Gratefully, Courtney slipped out an hour early and struggled home through the rutted streets to pack. Some roads were decent, some partially obstructed, and some impassable. Fortunately, the plows had reached her street. The parking lot was now cleared and sanded.
She plugged her beeping cell phone in to charge and then dug her partially packed suitcase out from under the bed. After throwing in the last few items, she slipped into jeans and a sweater. Standing before the mirror, she combed out her left part, swept her golden-brown hair into a ponytail, and then brushed her long bangs to the side. She put on her black, rectangular glasses with round-edged frames, compulsory for driving.
After flicking on the television, she turned to the weather station. The highways remained open although they were snow-covered and more clouds were approaching. Getting to her destination would be a challenge. However, figuring out what to say when she arrived would be harder still. Why did Dustin have to complicate things? He had dropped the "M" bomb the last time they were together. She had responded with stunned silence. Now, she would have to deal with it. He would expect a response. On a Friday after an exhausting week of work, she wanted to avoid conflict. Relationships were supposed to be uplifting. Courtney felt as heavy as the barometric pressure. She did not want to lose Dustin, but neither did she want him to push her into something . . . well, something she didn't want.
Though they had spoken several times on the phone that week, they hadn't said a word about the incident. But Dustin was bound to bring the subject of marriage up again when they were face to face. She didn't know how to respond; her emotions were muddled and confused. She would have to figure out what to say when she got there. Not the best strategy, that's for sure. She hated the unpredictable.
Courtney was a planner. She labeled, filed, and cross-referenced everything in her life. Her DVDs sat in alphabetized rows. Before she went shopping, she prepared a detailed meal menu for the entire week.
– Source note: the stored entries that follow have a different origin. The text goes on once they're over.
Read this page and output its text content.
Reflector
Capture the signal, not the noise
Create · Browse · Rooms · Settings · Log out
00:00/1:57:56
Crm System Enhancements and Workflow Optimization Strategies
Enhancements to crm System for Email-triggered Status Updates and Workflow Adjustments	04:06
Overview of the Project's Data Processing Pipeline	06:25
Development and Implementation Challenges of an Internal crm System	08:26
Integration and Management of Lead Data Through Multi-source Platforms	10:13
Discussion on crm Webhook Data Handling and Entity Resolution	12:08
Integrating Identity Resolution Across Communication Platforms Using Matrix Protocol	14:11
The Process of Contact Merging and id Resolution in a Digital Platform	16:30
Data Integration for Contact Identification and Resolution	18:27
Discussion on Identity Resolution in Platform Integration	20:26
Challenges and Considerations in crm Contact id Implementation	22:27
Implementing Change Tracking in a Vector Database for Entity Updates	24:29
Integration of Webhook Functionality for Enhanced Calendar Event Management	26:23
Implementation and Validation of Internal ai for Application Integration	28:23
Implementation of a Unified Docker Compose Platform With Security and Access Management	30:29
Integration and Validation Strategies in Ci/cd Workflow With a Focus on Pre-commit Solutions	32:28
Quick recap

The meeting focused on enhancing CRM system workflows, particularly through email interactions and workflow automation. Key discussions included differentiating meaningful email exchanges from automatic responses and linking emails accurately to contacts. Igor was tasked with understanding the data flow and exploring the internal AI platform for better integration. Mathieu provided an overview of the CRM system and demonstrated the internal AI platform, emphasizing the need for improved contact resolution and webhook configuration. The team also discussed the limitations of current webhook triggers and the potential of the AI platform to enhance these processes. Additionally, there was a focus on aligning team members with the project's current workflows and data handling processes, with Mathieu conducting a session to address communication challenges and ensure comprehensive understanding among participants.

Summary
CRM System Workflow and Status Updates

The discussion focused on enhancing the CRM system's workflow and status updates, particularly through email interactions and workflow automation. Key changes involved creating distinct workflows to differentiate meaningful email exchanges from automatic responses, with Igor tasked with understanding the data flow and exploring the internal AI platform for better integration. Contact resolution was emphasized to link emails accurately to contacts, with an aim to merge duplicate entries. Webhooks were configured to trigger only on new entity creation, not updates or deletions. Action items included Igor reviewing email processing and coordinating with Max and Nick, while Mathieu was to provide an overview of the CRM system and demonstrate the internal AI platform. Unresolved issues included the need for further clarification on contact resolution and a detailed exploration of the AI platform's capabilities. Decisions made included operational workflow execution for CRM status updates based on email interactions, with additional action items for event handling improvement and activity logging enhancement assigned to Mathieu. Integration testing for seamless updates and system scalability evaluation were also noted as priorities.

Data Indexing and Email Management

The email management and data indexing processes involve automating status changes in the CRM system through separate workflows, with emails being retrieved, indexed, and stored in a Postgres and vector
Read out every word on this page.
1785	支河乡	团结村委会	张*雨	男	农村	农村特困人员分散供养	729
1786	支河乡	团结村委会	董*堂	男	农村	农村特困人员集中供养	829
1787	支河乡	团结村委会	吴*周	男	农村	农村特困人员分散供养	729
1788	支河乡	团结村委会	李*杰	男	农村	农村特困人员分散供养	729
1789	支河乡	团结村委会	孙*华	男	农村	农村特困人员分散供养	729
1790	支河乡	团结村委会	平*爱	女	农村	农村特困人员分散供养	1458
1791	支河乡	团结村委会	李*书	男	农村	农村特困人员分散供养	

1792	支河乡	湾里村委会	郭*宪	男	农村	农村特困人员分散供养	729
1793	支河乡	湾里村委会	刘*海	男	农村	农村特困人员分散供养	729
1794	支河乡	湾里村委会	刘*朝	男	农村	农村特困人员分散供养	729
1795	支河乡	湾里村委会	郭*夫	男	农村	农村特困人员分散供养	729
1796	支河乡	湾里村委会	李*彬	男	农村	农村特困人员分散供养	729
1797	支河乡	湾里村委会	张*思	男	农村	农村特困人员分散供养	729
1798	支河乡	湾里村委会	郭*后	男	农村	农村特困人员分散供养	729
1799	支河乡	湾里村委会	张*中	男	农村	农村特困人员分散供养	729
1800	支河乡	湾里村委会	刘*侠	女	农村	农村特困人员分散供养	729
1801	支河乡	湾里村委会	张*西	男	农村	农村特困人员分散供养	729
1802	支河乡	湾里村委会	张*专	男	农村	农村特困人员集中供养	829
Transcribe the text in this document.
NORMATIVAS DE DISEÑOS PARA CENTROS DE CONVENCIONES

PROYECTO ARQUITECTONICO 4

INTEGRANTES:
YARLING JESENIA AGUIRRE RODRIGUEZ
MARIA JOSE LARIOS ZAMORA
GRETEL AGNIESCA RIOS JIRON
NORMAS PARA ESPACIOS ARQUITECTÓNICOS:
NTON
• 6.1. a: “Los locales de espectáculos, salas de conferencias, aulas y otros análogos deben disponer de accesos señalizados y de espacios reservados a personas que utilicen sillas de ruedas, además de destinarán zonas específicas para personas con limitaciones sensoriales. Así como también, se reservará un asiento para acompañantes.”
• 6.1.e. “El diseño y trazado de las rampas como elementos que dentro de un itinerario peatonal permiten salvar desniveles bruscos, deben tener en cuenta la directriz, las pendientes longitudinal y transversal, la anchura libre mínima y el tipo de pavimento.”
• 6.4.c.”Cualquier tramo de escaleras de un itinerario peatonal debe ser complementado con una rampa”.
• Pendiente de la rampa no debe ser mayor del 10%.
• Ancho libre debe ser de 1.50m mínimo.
Using spreadsheet software, she carefully designed monthly and yearly budgets and then followed them religiously. Despite the demands of work and her frequent weekend trips to see Dustin, she stuck to a regular exercise schedule. After her last experience with love, she had become obsessed with rigid organization, preparation, and routine. Sometimes she thought it might feel good to relax, but spontaneity and randomness raised her anxiety level.
Dustin was an unknown. Somewhat unknown, anyway. Courtney wondered if you ever really knew anyone. Relationships depended on an illusion that was based on seeing only the best in the other person. Partly because that was the side people initially showed, and partly because lovers perceived with their irrational hearts and not their rational minds. Courtney kept waiting for the day when she would see past the warm glow and know the real Dustin. All illusions, fantasies, and wishes shattered. That would be a horribly painful day, but at least she would know the truth.
She decided to call Dustin before she left. They had been unsure last night if she should come at all, given the heavy snowfall warning. He could tell her about the weather on his end.
Weather was always a safe topic. Only recently had they struggled with conversation. From the moment they met, Courtney and Dustin had chatted like comfortable friends.